First, with apologies to T.S. Eliot, I must disagree with his assertion that APRIL is the cruellest month.  Here in NH, March takes the cake.  Second, with thanks to Ernest Hebert, I have to say that it wasn’t until I read his wonderful book, The Dogs of March that I realized just how cruel the month could be. 

The phrase “dogs of March” in his book refers to the packs of otherwise sane, domesticated dogs that gather and roam the woods and fields of NH in March, traversing the barren landscape and running down the weakened, starving, and snow-slowed deer.  By March, many in the deer herds are hanging by a thread, waiting for some green sprouts to shoot up after the long, long winter.  Quite a few will die of starvation before those shoots appear – especially if, like this year, the snows are still piled deep as of March 19th.

The quality of the March snow is different, too.  The melt is beginning and often there is a hard crust across the surface, as the day’s melt will freeze over at night.  This leaves the dogs of March with a nice, smooth track to race along … while the deer, with their greater heft and tiny hooves, break through the crust and into the deep snow with each step.  In their already-weakened condition, they are quickly exhausted and then easily run down by the ravening packs of dogs.

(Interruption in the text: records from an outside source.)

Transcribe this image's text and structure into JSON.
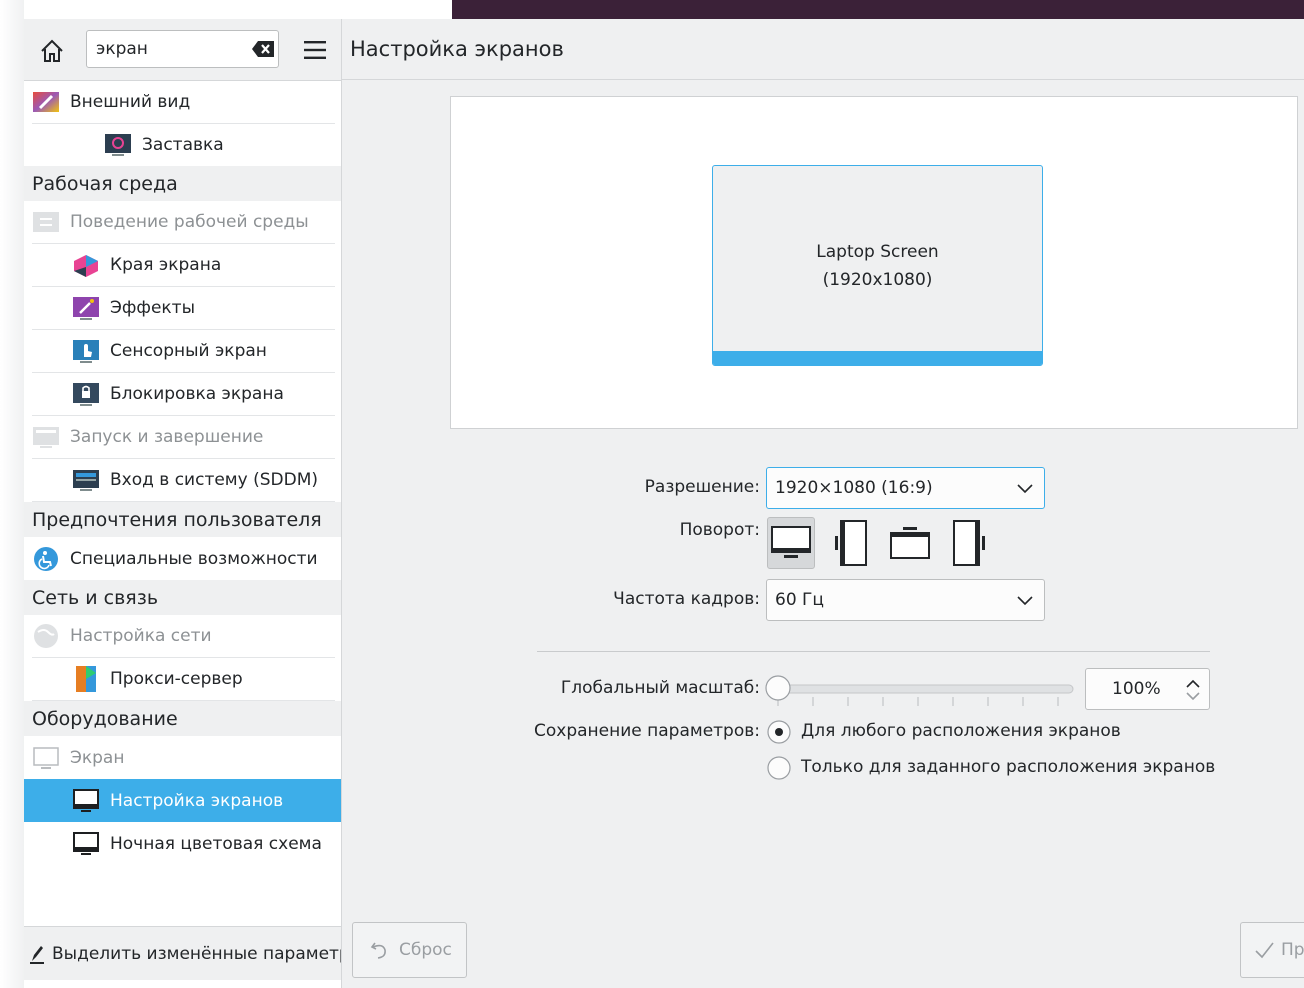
{
  "search": {
    "value": "экран"
  },
  "main": {
    "title": "Настройка экранов"
  },
  "nav": {
    "appearance": "Внешний вид",
    "screensaver": "Заставка",
    "cat_workspace": "Рабочая среда",
    "workspace_behavior": "Поведение рабочей среды",
    "screen_edges": "Края экрана",
    "effects": "Эффекты",
    "touchscreen": "Сенсорный экран",
    "screen_lock": "Блокировка экрана",
    "startup_shutdown": "Запуск и завершение",
    "login_sddm": "Вход в систему (SDDM)",
    "cat_user_prefs": "Предпочтения пользователя",
    "accessibility": "Специальные возможности",
    "cat_network": "Сеть и связь",
    "network_settings": "Настройка сети",
    "proxy": "Прокси-сервер",
    "cat_hardware": "Оборудование",
    "display": "Экран",
    "display_config": "Настройка экранов",
    "night_color": "Ночная цветовая схема"
  },
  "footer": {
    "highlight_changed": "Выделить изменённые параметры"
  },
  "monitor": {
    "name": "Laptop Screen",
    "resolution": "(1920x1080)"
  },
  "form": {
    "resolution_label": "Разрешение:",
    "resolution_value": "1920×1080 (16:9)",
    "rotation_label": "Поворот:",
    "refresh_label": "Частота кадров:",
    "refresh_value": "60 Гц",
    "scale_label": "Глобальный масштаб:",
    "scale_value": "100%",
    "scale_level": 0,
    "save_label": "Сохранение параметров:",
    "save_option_any": "Для любого расположения экранов",
    "save_option_specific": "Только для заданного расположения экранов",
    "save_selected": "any"
  },
  "buttons": {
    "reset": "Сброс",
    "apply": "Применить"
  },
  "colors": {
    "accent": "#3daee9",
    "titlebar": "#3b2138",
    "background": "#eff0f1"
  },
  "icons": {
    "home": "home-icon",
    "clear": "backspace-clear-icon",
    "menu": "hamburger-menu-icon",
    "reset": "undo-icon",
    "apply": "checkmark-icon",
    "footer": "pencil-icon"
  }
}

After much debate we decided to start feeding the deer here.  We’d had four that were regular visitors to our birdfeeder where they foraged for seed – three females and a youngster.  So we started putting corn up on the hill behind our house a little more than a week ago.  It took several days for the deer to find it, but as of this past Monday we had the original four, plus two other new visitors, browsing and nibbling. 

Meanwhile Willie, our sweet-tempered lab, has apparently found a deer carcas somewhere way back in the deeper woods behind our house.  He disappears several times a day, if we don’t keep an eye on him, and proudly returns with a deer-part.  It’s an offering … a gift.  The other day he came back with what appeared to be a liver, and later a foreleg.  He’ll deposit it proudly at the door, or at the feet of anyone who happens to be outside.  He’s a retriever, after all!  But it’s March and he’s had blood in his mouth.  I notice that his hackles seem to rise more quickly these days, and his growl sounds more gutteral.  A dog in March is different .. even Willie, it seems.

So it’s a cruel, cruel month here, as we trudge up the hill with our corn … in our small way trying to help the deer herd through these final, tough days.  Meanwhile, Willie does his canine work with the deer who couldn’t make it through March to April.  We bag his “offerings” with sadness and with a renewed sense of the power of nature – something easily missed while hanging out indoors massaging NCAA basketball brackets, watching American Idol, or planning for spring planting … and waiting for April.